Helen Barrett has been busy trying out various Weblog platforms to see how they fare as online portfolios. Interesting to see the variations, but I think most of the differences are primarily cosmetic.
Tom doesn’t think that blogs are the right medium for this experiment anyway:
Let’s cut to the chase, you can’t really make an e-portfolio with weblog software, they’re just not built for it, and wikis will only be useful if you neuter them. What you need is an open source, enterprise-class content management system. The main things Helen can borrow from blogs is the idea that people shouldn’t be screwing around with DreamWeaver to create web pages any more and e-portfolios should be using RSS, RDF, XML and web standards.
But really, how many decades is it going to take before more technical acumen is necessary to become an authority in educational technology? The lack thereof is really tiresome, and it is much more of a problem today than it would have been eight or ten years ago, because so much power is at our disposal, if we only have the capacity to reach out and grasp it.

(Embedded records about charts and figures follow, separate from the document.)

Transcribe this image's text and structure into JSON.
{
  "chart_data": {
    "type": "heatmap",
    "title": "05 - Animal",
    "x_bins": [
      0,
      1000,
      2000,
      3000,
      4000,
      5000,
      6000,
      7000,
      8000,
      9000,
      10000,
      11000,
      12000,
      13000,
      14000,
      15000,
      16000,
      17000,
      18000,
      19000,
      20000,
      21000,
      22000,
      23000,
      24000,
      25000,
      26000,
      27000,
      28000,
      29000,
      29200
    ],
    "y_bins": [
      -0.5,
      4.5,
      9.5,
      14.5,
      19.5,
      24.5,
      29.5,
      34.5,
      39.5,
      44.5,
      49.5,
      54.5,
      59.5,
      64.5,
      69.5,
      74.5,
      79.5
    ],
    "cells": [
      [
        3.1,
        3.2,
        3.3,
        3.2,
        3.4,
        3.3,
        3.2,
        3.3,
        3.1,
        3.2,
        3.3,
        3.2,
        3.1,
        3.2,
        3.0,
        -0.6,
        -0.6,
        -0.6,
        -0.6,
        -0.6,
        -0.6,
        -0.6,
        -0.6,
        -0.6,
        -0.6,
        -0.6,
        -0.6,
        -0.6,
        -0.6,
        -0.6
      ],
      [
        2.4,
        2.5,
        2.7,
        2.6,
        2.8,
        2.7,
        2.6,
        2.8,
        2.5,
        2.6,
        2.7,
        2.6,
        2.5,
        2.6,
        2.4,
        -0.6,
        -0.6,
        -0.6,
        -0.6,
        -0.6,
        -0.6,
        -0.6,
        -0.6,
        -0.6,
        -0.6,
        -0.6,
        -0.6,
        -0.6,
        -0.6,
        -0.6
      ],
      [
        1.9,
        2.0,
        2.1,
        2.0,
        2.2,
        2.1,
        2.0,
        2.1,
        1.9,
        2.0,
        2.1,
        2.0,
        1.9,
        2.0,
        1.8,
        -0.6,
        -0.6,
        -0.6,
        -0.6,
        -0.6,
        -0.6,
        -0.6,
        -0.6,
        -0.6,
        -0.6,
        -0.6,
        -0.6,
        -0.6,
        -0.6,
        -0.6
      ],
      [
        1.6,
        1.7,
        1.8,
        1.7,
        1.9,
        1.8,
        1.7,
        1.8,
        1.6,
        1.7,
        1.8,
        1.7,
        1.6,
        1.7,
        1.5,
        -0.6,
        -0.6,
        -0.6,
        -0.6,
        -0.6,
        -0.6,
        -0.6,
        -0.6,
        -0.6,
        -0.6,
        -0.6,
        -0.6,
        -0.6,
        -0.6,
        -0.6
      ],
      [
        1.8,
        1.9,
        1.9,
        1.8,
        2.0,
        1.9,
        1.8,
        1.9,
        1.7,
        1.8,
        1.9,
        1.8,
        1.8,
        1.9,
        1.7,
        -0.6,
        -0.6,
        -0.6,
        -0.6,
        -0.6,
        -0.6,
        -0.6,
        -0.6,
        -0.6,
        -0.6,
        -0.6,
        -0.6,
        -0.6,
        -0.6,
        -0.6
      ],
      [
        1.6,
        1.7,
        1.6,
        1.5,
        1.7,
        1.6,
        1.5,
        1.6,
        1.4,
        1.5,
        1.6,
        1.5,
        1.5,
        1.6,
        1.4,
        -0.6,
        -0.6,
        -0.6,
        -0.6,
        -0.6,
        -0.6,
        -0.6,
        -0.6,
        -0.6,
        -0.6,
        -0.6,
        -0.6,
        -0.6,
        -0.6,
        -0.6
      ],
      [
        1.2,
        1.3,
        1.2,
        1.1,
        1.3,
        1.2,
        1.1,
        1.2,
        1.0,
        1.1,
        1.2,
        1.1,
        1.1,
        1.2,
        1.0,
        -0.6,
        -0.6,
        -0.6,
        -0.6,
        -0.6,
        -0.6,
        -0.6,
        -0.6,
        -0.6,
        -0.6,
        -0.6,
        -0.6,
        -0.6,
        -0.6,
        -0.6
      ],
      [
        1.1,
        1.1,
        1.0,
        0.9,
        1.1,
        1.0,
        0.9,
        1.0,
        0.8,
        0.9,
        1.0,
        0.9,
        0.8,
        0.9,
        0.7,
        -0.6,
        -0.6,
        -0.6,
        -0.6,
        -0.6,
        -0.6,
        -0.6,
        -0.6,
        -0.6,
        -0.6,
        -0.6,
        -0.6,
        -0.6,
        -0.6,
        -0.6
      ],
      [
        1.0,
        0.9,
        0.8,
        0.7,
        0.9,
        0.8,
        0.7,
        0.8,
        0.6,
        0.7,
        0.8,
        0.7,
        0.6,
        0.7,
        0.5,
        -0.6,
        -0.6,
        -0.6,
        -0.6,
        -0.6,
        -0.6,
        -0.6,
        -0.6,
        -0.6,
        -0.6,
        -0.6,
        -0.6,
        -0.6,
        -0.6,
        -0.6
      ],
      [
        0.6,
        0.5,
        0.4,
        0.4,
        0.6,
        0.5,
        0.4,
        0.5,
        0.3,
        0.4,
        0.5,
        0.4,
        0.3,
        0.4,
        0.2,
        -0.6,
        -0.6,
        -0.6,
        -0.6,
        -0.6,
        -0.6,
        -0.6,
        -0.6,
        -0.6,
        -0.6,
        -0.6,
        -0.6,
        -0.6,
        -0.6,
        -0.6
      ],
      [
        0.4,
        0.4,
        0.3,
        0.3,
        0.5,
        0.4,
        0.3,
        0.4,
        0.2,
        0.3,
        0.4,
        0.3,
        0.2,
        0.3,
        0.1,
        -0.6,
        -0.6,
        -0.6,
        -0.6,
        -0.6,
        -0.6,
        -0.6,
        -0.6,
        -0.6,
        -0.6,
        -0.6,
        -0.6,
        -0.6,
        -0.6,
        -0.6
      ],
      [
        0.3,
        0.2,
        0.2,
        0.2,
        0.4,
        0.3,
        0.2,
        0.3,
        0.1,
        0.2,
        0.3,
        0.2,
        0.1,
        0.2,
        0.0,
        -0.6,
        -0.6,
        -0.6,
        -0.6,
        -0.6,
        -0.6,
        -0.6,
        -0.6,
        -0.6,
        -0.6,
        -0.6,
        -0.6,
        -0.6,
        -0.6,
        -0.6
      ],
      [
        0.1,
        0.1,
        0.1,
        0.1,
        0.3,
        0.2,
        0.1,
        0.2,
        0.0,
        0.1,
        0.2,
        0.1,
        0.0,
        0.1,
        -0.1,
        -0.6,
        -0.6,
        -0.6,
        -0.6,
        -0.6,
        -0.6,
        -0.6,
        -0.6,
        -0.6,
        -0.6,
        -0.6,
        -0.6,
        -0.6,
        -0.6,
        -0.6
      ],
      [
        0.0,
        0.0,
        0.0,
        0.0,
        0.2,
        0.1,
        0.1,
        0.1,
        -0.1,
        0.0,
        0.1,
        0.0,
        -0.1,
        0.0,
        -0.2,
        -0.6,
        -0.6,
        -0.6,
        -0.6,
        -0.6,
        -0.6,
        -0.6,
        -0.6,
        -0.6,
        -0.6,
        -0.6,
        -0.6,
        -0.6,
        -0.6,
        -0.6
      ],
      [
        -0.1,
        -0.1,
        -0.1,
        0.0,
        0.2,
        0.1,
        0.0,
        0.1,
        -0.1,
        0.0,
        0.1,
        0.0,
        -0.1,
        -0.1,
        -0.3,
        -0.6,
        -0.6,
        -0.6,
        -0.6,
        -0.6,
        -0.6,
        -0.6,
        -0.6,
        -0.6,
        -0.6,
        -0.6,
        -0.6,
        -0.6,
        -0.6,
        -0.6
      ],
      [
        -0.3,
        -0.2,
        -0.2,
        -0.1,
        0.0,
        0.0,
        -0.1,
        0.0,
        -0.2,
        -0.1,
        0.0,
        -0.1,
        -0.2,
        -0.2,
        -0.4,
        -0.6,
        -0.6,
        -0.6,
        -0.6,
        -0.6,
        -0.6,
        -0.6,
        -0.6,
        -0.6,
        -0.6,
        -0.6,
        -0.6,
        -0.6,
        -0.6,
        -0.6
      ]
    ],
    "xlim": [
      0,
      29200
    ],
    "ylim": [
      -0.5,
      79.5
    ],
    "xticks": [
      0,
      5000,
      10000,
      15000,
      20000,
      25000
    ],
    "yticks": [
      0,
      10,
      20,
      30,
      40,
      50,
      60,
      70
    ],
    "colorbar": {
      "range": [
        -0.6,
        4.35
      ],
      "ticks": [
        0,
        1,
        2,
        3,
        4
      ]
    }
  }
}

His last point makes me wonder if he thinks only programmers can be experts at ed tech. I know he sees the landscape through very different eyes than Helen and I do, and his vision is pretty amazing. But authorities at ed tech also need the acumen to deal with educators who have very little energy or interest in the toys, and I think what Helen is trying to do is take a first step for a lot of those folks who have no clue what open-source is even about.
I noted to my superintendent the other day that another good thing about Weblogs is that they open a door to technology use for the timid and uninitiated. It’s a pretty low bar to jump over, and if they can hurdle this one, who knows what might be next. I think Helen’s work is giving some people a reason to try to make the jump.